We have just commemorated the centenary of the ending of the First World War. We all know that, following an Armistice Agreement signed in a railway carriage in rural France, hostilities ended on the 11th hour of the 11th day of the 11th month.

But, until watching a BBC2 documentary entitled “WW1: The Final Hours”, I had not realised that the agreement was signed on behalf of Germany not by a military figure – as was the case for France and Britain – but by a civilian politician. His name was Matthias Erzberger. So, what happened to him? Wikipedia explains:

“The denunciations of the conservative and national liberal press went beyond the ordinary limits of party polemics: the Tägliche Rundschau observed, in allusion to Erzberger’s personal appearance, “he may be as round as a bullet, but he is not bullet-proof.” The climax of these attacks was that Erzberger was murdered on 26 August 1921 in Bad Griesbach, a spa in the Black Forest (Baden) while he was out for a walk.

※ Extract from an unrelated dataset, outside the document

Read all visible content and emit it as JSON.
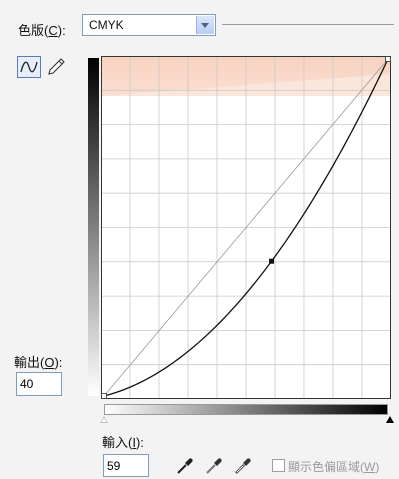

Due to his signing the armistice of 1918, Erzberger was regarded as a traitor by many on the political right. Manfred von Killinger, a leading member of the Germanenorden, masterminded his killing by recruiting two members of the ultra-nationalist death squad Organisation Consul: Heinrich Tillessen and Heinrich Schulz. Both were former Navy officers and members of the disbanded Marinebrigade Ehrhardt.

Erzberger’s assassins were later smuggled into Hungary and were prosecuted only after World War II.”